Zander - odd decision to replace one lens with another almost identical? No surprise there isn’t a massive difference #slapshead haha
Andy - the general rule of thumb would be to aim for a wide an aperture as possible if you have a choice. Photography is about light and the more you can let in the camera the better right?
That’s not to say you’ll use the lens ‘wide open’ at that aperture - often where the lens delivers it’s weakest performance - but consider this every-single-day advantage:
You have two lenses in your bag: a f3.5 - f5.6 zoom covering 18-70mm, and a 50mm f1.4
You are happy with the 50mm focal length for the image in view. The optimal exposure is 1/125th at f5.6
Now, the zoom lens will be shooting very near its wide-open limit (probably actually about f4 mid way through the zoom range) and the other will be 5 stops away from its wide-open, ie weakest, performance point .

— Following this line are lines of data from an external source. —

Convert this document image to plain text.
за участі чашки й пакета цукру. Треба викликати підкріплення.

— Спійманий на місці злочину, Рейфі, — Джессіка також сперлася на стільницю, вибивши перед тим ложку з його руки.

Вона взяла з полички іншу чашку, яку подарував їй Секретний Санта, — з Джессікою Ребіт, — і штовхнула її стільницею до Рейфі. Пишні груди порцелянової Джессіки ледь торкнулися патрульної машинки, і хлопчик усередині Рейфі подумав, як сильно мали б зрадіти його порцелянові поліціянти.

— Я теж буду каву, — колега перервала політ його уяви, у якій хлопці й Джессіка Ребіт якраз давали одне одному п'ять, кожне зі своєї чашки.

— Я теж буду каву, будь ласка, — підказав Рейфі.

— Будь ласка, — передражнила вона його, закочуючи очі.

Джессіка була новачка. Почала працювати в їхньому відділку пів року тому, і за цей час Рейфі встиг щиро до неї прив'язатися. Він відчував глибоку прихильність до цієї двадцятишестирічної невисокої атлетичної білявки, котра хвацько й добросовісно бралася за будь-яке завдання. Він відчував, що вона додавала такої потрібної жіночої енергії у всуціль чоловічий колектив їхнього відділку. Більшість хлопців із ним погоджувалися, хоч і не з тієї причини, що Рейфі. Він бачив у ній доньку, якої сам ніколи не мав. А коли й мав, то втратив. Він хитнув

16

Which do you think will deliver a better quality image?
The downside obviously is the lack of zoom range, but as we used to say in the old days, you already have a zoom option built in. Your legs.
Regarding zooms in general - they are a compromise lens. Period. The longer the zoom the bigger the compromise. Trick is finding the balance between flexibility (the only plus point) and the numerous disadvantages : weight, size, optical quality, cost, aperture, focussing speed, build quality etc.
On your camera (being a 1.6x sensor I believe) certainly the first zoom would be the better option of the two shown by some distance. Sure it doesn’t do the full range but you already have the stock lens and another which starts at 70mm.
If you want to flog those lenses and carry only one, then the latter is an option. Otherwise you’re just throwing money away IMO.
A constant 2.8 aperture means it’s pretty bright - certainly for a zoom - and I bet the lens is both smaller and lighter than the bigger range alternative.
I also believe that most photos you take will be either on the wide end or slightly zoomed in, simply because they offer perspectives which the human eye doesn’t - whereas a 50mm (in the old days at least) was as close the eye’s perspective re distance etc as possible to get. So tends to excite the brain less.